There are actually advantages of the screen position. If you’re already a blogger you may already know this. The screen on top is relatively close to the lens axis, and so when you look at it it won’t look like you’re looking off to the side. You will still get the impression of looking up, but because it’s further back, and close to the body, it should be less of an issue than it is on some other cameras. I don’t think this was accidental on Sony’s part either. I suspect that it was deliberate. I could be wrong, and will need to see it in real life to determine how well it performs in reality, but I suspect it will actually be quite good from this aspect.
This is another one that has loud moaning in the comments section, but this is pretty reasonable in my opinion given the market position of this camera. It’s not replacing the A6500, and is positioned below it in Sony’s lineup. It’s also substantially cheaper. Again, it’s chief competition, the Canon M50 doesn’t have IBIS either, and it sells remarkably well. Fuji’s more expensive X-T3 also doesn't have IBIS and that hasn’t stopped Fuji fans from being very enthusiastic about it.
The other reason for this not being a deal breaker is that despite all the criticism of Sony’s APS-C lens lineup, most of the lenses that you would use for vlogging already have stabilisation in the lens. So again, not a huge dealbreaker in my opinion, considering that few of the extremely limited competition have this feature either.
One Killer Feature
There is one feature that the A6400 has that may be getting overlooked by some. It has no recording limit. There are surprisingly few cameras in this form factor without a recording limit, and this is a pretty big deal. Early testing reveals that there doesn’t seem to be an overheating issue either. If you want to record long interviews or events then this is a really useful feature to have, and there are surprisingly few hybrid cameras out there that can do this, at any price point. (The Panasonic GH5 being one example)
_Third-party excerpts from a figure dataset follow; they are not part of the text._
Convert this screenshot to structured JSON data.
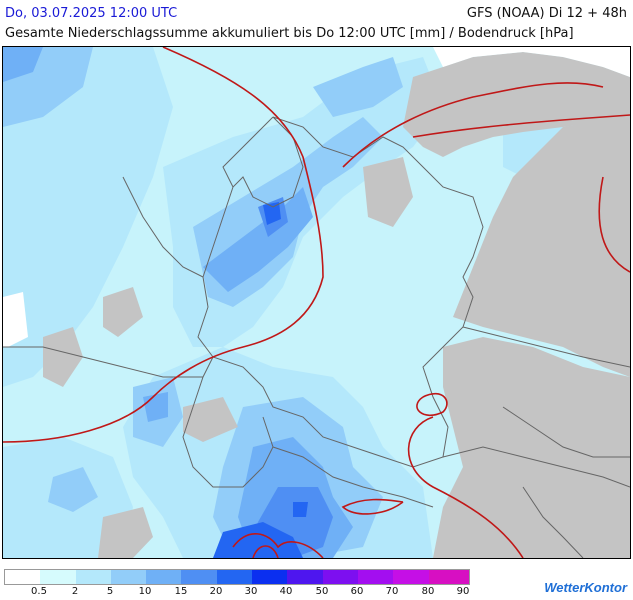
{
  "header": {
    "datetime": "Do, 03.07.2025 12:00 UTC",
    "model_run": "GFS (NOAA) Di 12 + 48h",
    "subtitle": "Gesamte Niederschlagssumme akkumuliert bis Do 12:00 UTC [mm] / Bodendruck [hPa]"
  },
  "legend": {
    "labels": [
      "0.5",
      "2",
      "5",
      "10",
      "15",
      "20",
      "30",
      "40",
      "50",
      "60",
      "70",
      "80",
      "90"
    ],
    "colors": [
      "#ffffff",
      "#d6fbfd",
      "#b4e8fb",
      "#92cdf9",
      "#6fb0f6",
      "#4f8ff3",
      "#2366f2",
      "#0b2ff0",
      "#4e16ef",
      "#7d0ff0",
      "#a30ef0",
      "#c50fe6",
      "#d70fc2"
    ]
  },
  "colors": {
    "land_gray": "#c4c4c4",
    "isobar": "#c01818",
    "border": "#666666"
  },
  "logo": {
    "text": "WetterKontor"
  }
}
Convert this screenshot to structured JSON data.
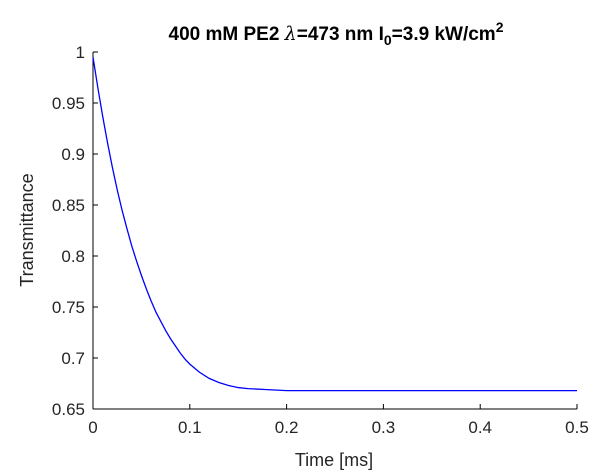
{
  "chart_data": {
    "type": "line",
    "title": {
      "part1": "400 mM PE2 ",
      "lambda": "λ",
      "part2": "=473 nm I",
      "sub": "0",
      "part3": "=3.9 kW/cm",
      "sup": "2"
    },
    "xlabel": "Time [ms]",
    "ylabel": "Transmittance",
    "xlim": [
      0,
      0.5
    ],
    "ylim": [
      0.65,
      1
    ],
    "xticks": [
      0,
      0.1,
      0.2,
      0.3,
      0.4,
      0.5
    ],
    "xtick_labels": [
      "0",
      "0.1",
      "0.2",
      "0.3",
      "0.4",
      "0.5"
    ],
    "yticks": [
      0.65,
      0.7,
      0.75,
      0.8,
      0.85,
      0.9,
      0.95,
      1
    ],
    "ytick_labels": [
      "0.65",
      "0.7",
      "0.75",
      "0.8",
      "0.85",
      "0.9",
      "0.95",
      "1"
    ],
    "grid": false,
    "series": [
      {
        "color": "#0000ff",
        "x": [
          0,
          0.005,
          0.01,
          0.015,
          0.02,
          0.025,
          0.03,
          0.035,
          0.04,
          0.045,
          0.05,
          0.055,
          0.06,
          0.065,
          0.07,
          0.075,
          0.08,
          0.085,
          0.09,
          0.095,
          0.1,
          0.11,
          0.12,
          0.13,
          0.14,
          0.15,
          0.16,
          0.18,
          0.2,
          0.22,
          0.25,
          0.3,
          0.35,
          0.4,
          0.45,
          0.5
        ],
        "y": [
          0.995,
          0.965,
          0.937,
          0.911,
          0.887,
          0.865,
          0.845,
          0.827,
          0.81,
          0.795,
          0.781,
          0.768,
          0.756,
          0.745,
          0.736,
          0.727,
          0.719,
          0.712,
          0.705,
          0.699,
          0.694,
          0.686,
          0.68,
          0.676,
          0.673,
          0.671,
          0.67,
          0.669,
          0.668,
          0.668,
          0.668,
          0.668,
          0.668,
          0.668,
          0.668,
          0.668
        ]
      }
    ]
  }
}
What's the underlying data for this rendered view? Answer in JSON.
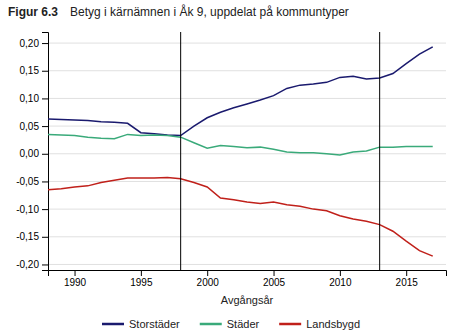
{
  "chart_data": {
    "type": "line",
    "title": "Figur 6.3",
    "subtitle": "Betyg i kärnämnen i Åk 9, uppdelat på kommuntyper",
    "xlabel": "Avgångsår",
    "x": [
      1988,
      1989,
      1990,
      1991,
      1992,
      1993,
      1994,
      1995,
      1996,
      1997,
      1998,
      1999,
      2000,
      2001,
      2002,
      2003,
      2004,
      2005,
      2006,
      2007,
      2008,
      2009,
      2010,
      2011,
      2012,
      2013,
      2014,
      2015,
      2016,
      2017
    ],
    "series": [
      {
        "name": "Storstäder",
        "color": "#1a1a6e",
        "values": [
          0.063,
          0.062,
          0.061,
          0.06,
          0.058,
          0.057,
          0.055,
          0.038,
          0.036,
          0.034,
          0.033,
          0.05,
          0.065,
          0.075,
          0.083,
          0.09,
          0.097,
          0.105,
          0.118,
          0.124,
          0.126,
          0.129,
          0.138,
          0.14,
          0.135,
          0.137,
          0.145,
          0.163,
          0.18,
          0.193
        ]
      },
      {
        "name": "Städer",
        "color": "#3aaa7a",
        "values": [
          0.035,
          0.034,
          0.033,
          0.03,
          0.028,
          0.027,
          0.035,
          0.033,
          0.034,
          0.033,
          0.03,
          0.02,
          0.01,
          0.015,
          0.013,
          0.011,
          0.012,
          0.008,
          0.003,
          0.002,
          0.002,
          0.0,
          -0.002,
          0.003,
          0.005,
          0.012,
          0.012,
          0.013,
          0.013,
          0.013
        ]
      },
      {
        "name": "Landsbygd",
        "color": "#c0201a",
        "values": [
          -0.065,
          -0.063,
          -0.06,
          -0.058,
          -0.052,
          -0.048,
          -0.044,
          -0.044,
          -0.044,
          -0.043,
          -0.045,
          -0.052,
          -0.06,
          -0.08,
          -0.083,
          -0.087,
          -0.09,
          -0.087,
          -0.092,
          -0.095,
          -0.1,
          -0.103,
          -0.112,
          -0.118,
          -0.122,
          -0.128,
          -0.14,
          -0.158,
          -0.175,
          -0.185
        ]
      }
    ],
    "vlines": [
      1998,
      2013
    ],
    "xlim": [
      1988,
      2018
    ],
    "xticks": [
      1990,
      1995,
      2000,
      2005,
      2010,
      2015
    ],
    "ylim": [
      -0.21,
      0.22
    ],
    "yticks": [
      {
        "value": -0.2,
        "label": "-0,20"
      },
      {
        "value": -0.15,
        "label": "-0,15"
      },
      {
        "value": -0.1,
        "label": "-0,10"
      },
      {
        "value": -0.05,
        "label": "-0,05"
      },
      {
        "value": 0.0,
        "label": "0,00"
      },
      {
        "value": 0.05,
        "label": "0,05"
      },
      {
        "value": 0.1,
        "label": "0,10"
      },
      {
        "value": 0.15,
        "label": "0,15"
      },
      {
        "value": 0.2,
        "label": "0,20"
      }
    ],
    "grid": true,
    "legend": "bottom"
  }
}
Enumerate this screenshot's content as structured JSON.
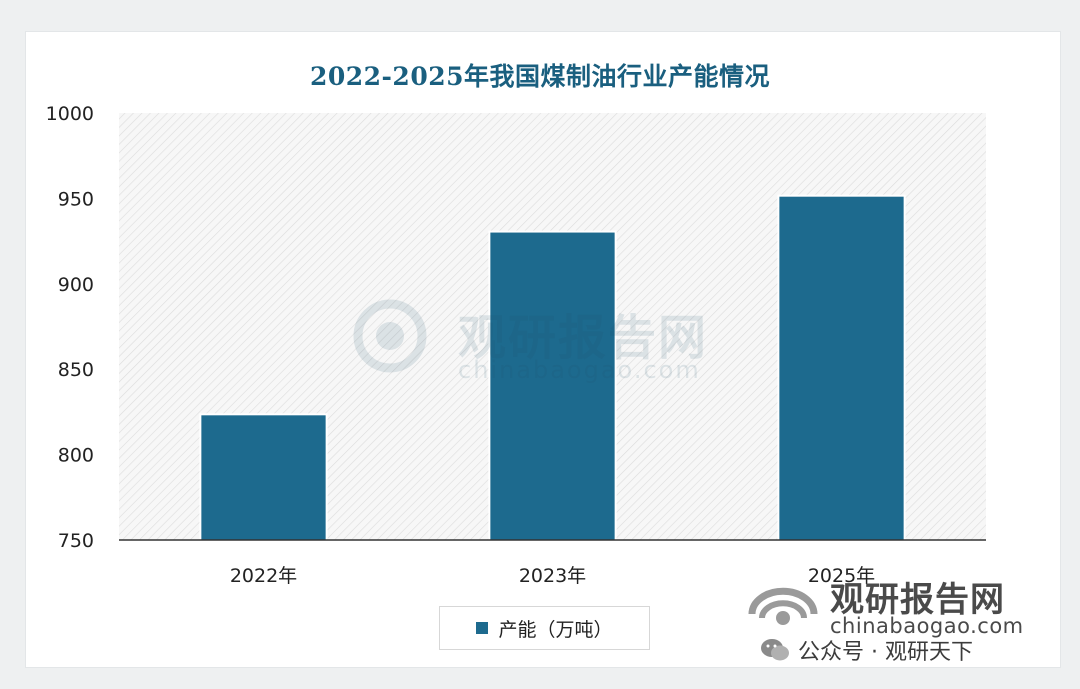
{
  "chart_data": {
    "type": "bar",
    "title": "2022-2025年我国煤制油行业产能情况",
    "categories": [
      "2022年",
      "2023年",
      "2025年"
    ],
    "series": [
      {
        "name": "产能（万吨）",
        "values": [
          823,
          930,
          951
        ]
      }
    ],
    "ylim": [
      750,
      1000
    ],
    "yticks": [
      750,
      800,
      850,
      900,
      950,
      1000
    ],
    "xlabel": "",
    "ylabel": "",
    "legend_position": "bottom",
    "grid": false,
    "background_pattern": "diagonal-hatch",
    "colors": {
      "bar": "#1d6a8e",
      "title": "#1a5f7f"
    }
  },
  "watermark": {
    "center_name": "观研报告网",
    "center_url": "chinabaogao.com",
    "corner_name": "观研报告网",
    "corner_url": "chinabaogao.com",
    "wechat_text": "公众号 · 观研天下",
    "icon": "wechat-icon"
  }
}
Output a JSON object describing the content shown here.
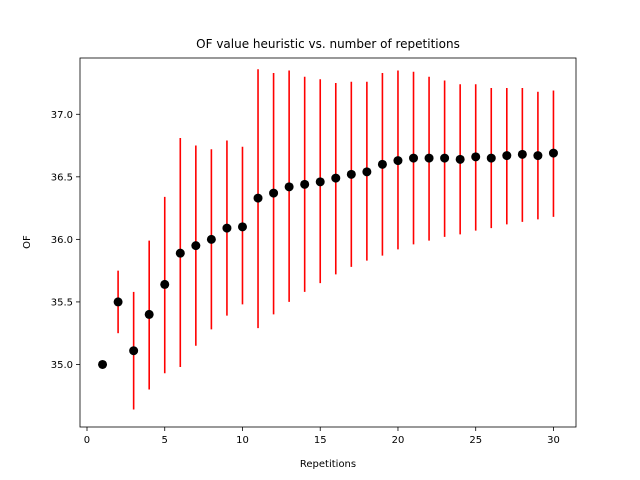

Inn my opinion, this is a great option for vloggers at this price point. I’m not sure there is a lot of competition if you want 4K. There is the Panasonic G7/G80 series cameras, but they have a number of limitations, especially in autofocus. If you only want 1080 with occasional 4K, then Canon’s M50 is a good option, especially considering its lower price, but the Sony A6400 has significantly better video capabilities, at least on paper anyway. I’m really curious to see how well this does, and to see what the reviews are like from real users, once the usual suspects get over their click bait complaining.